Ils boudaient, mais le mot blé est magique lorsqu’il est employé au figuré. Ils ont sursauté et leurs yeux se sont emplis de convoitise.
— Comment le sais-tu ? a demandé Jo…
— J’ai quelque chose dans le plafonard, moi, figure-toi…
Je lui avais répondu distraitement car j’étais abîmé dans la géographie de la pièce. Le lit de fer… Une commode dont Bunk avait itou arraché tous les tiroirs… La table… Un vieux fauteuil Voltaire… Deuq chaises… Une table de chevet vide…
J’étais gonflé d’affirmer que cette petite pièce transformée en tanière recélait une forte quantité de briques !
Même en biftons grand format, ça fait un certain volume, presque deux cents millions, y a pas !
J’ai tout chambardé à la suite de l’homme de la rue Falguière… J’ai dévissé les pommeaux de cuivre du pageot, sondé la commode afin de vérifier si elle comportait des fonds secrets… Le matelas avait déjà été éventré sauvagement… Par acquit de conscience j’ai fouillé ses entrailles, mais en vain ! Rien ! Le désert de Gobi !
Les deux cadors me contemplaient en silence, un petit air tendu et goguenard sur leurs sales tronches.
— Ça biche, pêcheur ? a demandé Jo…
Je me suis tourné vers lui.
— Va me chercher un marteau au garage !
— Mais…
— Tu as peur de sortir sans ta nourrice ?
Il a regardé son pote. Le gros Steve a eu un battement de cils qui signifiait : « Tu peux me laisser seul avec ce gars, je suis paré. »
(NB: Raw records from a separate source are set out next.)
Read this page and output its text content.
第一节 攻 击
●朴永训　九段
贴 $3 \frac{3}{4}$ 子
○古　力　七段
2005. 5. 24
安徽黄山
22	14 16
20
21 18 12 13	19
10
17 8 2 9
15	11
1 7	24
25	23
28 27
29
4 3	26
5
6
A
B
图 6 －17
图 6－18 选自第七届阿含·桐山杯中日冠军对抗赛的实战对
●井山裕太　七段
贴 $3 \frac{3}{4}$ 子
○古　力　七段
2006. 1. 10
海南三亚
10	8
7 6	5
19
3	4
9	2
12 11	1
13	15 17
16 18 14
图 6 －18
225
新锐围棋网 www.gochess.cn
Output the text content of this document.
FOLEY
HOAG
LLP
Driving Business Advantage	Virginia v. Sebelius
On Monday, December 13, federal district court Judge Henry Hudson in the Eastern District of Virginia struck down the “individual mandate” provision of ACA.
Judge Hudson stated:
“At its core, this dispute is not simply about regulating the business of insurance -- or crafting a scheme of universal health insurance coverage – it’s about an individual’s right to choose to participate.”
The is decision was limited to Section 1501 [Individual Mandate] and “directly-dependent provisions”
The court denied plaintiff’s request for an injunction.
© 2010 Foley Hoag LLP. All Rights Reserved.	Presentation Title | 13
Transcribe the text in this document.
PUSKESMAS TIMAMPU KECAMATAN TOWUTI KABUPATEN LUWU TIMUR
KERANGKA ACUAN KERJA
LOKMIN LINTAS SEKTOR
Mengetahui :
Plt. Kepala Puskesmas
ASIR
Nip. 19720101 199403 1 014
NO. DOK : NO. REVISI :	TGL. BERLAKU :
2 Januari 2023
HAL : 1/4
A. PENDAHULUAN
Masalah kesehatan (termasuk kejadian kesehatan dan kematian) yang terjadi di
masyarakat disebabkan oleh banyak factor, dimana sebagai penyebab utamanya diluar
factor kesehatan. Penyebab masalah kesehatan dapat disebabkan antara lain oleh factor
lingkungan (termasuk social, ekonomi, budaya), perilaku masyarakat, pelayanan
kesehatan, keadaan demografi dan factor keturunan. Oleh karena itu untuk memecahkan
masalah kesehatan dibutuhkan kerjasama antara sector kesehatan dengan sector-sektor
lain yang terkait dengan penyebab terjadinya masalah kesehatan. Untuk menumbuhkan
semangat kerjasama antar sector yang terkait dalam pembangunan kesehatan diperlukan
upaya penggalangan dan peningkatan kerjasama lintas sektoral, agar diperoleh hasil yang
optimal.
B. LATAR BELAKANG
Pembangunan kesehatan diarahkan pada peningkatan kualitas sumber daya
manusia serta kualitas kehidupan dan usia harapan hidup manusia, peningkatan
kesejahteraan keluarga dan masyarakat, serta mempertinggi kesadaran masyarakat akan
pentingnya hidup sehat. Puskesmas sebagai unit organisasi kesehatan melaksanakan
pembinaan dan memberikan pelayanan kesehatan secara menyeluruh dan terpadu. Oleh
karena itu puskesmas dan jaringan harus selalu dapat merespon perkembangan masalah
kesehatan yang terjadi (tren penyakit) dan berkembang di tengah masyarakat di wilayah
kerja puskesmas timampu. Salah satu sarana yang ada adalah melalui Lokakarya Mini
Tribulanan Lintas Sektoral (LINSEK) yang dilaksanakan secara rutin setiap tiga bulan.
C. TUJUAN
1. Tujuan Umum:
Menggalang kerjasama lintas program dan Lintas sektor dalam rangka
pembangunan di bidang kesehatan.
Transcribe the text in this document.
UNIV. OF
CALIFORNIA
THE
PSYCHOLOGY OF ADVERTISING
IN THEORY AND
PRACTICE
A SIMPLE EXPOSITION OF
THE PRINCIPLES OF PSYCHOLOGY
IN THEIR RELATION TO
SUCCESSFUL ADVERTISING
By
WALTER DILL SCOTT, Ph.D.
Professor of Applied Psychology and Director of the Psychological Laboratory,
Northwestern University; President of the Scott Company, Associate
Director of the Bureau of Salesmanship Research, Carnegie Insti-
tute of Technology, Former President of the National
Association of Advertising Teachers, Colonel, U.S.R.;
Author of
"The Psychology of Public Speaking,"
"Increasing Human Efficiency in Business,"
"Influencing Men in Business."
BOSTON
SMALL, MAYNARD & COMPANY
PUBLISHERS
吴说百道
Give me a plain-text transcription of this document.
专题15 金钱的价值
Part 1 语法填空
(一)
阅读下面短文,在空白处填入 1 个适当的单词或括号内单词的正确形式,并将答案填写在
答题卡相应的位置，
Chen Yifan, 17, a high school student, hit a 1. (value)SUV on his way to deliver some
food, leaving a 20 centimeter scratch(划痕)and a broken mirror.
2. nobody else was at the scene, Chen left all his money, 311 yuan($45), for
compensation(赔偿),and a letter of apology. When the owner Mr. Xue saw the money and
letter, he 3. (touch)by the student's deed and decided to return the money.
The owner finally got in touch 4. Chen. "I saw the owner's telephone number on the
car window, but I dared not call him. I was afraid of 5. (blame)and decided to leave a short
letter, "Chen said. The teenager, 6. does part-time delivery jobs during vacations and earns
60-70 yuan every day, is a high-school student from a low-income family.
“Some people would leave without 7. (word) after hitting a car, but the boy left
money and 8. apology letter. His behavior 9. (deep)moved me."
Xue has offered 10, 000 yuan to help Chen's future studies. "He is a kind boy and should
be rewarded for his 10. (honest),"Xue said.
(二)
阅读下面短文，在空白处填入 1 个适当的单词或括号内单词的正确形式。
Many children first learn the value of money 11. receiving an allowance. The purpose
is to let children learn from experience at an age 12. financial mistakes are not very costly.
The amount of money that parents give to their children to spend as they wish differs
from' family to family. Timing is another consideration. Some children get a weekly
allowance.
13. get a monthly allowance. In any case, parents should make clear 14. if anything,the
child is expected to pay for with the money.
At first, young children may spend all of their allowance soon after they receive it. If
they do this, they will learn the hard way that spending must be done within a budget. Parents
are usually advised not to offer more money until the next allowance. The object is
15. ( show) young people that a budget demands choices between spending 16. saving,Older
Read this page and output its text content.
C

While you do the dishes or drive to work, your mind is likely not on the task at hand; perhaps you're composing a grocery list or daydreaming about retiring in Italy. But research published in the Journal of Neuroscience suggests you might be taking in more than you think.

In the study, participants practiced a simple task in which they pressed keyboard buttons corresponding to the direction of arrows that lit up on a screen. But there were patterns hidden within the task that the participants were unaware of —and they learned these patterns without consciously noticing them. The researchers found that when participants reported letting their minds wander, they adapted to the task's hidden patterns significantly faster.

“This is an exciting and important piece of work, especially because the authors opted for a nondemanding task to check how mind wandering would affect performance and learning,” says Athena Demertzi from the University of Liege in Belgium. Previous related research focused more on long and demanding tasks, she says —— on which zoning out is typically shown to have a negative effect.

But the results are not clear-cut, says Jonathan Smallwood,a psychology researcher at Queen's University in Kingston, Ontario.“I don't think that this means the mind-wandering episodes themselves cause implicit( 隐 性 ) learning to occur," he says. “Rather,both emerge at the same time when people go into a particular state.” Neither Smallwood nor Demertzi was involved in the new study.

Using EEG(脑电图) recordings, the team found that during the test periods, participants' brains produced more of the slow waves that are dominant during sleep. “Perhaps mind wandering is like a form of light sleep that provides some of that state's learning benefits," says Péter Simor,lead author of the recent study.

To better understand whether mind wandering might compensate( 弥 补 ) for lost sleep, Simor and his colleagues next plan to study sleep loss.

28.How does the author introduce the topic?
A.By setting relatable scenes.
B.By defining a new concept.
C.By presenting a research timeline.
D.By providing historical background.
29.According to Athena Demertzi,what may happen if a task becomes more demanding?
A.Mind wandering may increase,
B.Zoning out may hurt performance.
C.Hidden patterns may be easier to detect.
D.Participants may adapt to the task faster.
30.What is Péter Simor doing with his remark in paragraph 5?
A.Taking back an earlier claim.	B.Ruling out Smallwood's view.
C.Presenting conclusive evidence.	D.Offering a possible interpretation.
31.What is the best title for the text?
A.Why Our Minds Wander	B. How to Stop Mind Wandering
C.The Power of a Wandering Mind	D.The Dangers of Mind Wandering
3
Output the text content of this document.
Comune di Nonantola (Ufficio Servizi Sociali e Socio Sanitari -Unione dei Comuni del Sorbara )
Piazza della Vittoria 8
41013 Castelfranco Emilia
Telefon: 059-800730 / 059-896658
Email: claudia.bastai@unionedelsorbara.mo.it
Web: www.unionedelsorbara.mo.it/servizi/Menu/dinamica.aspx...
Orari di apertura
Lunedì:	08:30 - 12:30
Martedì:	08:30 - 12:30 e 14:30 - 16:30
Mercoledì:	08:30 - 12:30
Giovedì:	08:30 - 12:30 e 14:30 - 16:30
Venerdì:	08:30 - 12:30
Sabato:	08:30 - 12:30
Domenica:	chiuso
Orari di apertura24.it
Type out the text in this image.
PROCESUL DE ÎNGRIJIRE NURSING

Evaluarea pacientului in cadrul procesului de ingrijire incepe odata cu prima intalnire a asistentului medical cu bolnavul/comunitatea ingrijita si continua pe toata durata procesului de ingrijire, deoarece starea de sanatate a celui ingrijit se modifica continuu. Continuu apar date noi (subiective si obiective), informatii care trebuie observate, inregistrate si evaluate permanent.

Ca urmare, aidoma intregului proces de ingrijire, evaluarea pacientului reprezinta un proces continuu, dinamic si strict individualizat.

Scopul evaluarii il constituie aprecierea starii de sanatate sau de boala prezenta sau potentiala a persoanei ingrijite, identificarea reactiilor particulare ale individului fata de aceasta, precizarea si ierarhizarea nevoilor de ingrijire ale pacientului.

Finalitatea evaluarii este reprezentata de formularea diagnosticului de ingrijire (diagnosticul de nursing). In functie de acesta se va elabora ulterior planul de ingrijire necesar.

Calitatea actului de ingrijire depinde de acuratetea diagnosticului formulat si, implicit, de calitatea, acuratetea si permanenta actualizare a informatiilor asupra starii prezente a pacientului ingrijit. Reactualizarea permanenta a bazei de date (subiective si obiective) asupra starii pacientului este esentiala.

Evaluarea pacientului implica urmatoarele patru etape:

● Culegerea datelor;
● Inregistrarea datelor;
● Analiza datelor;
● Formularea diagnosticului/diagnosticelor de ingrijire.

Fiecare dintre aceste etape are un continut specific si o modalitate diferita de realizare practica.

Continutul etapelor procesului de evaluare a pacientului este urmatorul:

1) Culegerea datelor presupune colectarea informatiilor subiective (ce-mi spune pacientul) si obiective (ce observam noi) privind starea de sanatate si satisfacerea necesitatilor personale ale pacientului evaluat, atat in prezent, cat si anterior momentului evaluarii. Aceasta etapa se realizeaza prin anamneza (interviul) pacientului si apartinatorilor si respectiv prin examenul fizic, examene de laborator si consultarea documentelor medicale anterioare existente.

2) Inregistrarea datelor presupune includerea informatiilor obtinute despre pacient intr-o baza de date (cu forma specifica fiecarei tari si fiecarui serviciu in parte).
A regret l’autre est parti… Maintenant j’avais éliminé le mobilier…
— Aide-moi à évacuer tous ces putains de meubles ! ai-je ordonné à Steve… J’ai besoin de mes aises pour la suite du programme.
— Tu prépares un numéro de main à main ?
— C’est ça !
Il m’a aidé, docile… On a tout empilé dans la piaule voisine… Quand je suis revenu dans l’antre du Vieux, il avait un air presque sinistre… Ça reniflait le mystère.
Ce genre d’odeur n’est pas désagréable du reste ! En tout cas, moi j’aime ça !
Jo s’est ramené avec un marteau de faibles dimensions. Je l’ai saisi et lentement, minutieusement, je me suis mis à frapper le mur. Je procédais méthodiquement… Je n’y croyais pas beaucoup car, si Bertrand avait muré son grisbi, il y aurait eu des traces de plâtre frais…
Pourtant il fallait faire ça… Le vieux avait dû préparer son coup de longue date…
Partout ça sonnait le plein… Pas de cachette !
— On dirait que tu fais de l’emboutissage, a observé Steve…
Je ne me suis pas donné la peine de répondre…
Lorsque j’en ai eu terminé avec les murs, je me suis attaqué à la cheminée… Là non plus, ça n’a rien donné. Elle était très honnête, de même que le plafond et le plancher…
— Tu l’as dans le sac, malin !
Jo disait vrai, je l’avais dans le sac… Très sérieusement, même !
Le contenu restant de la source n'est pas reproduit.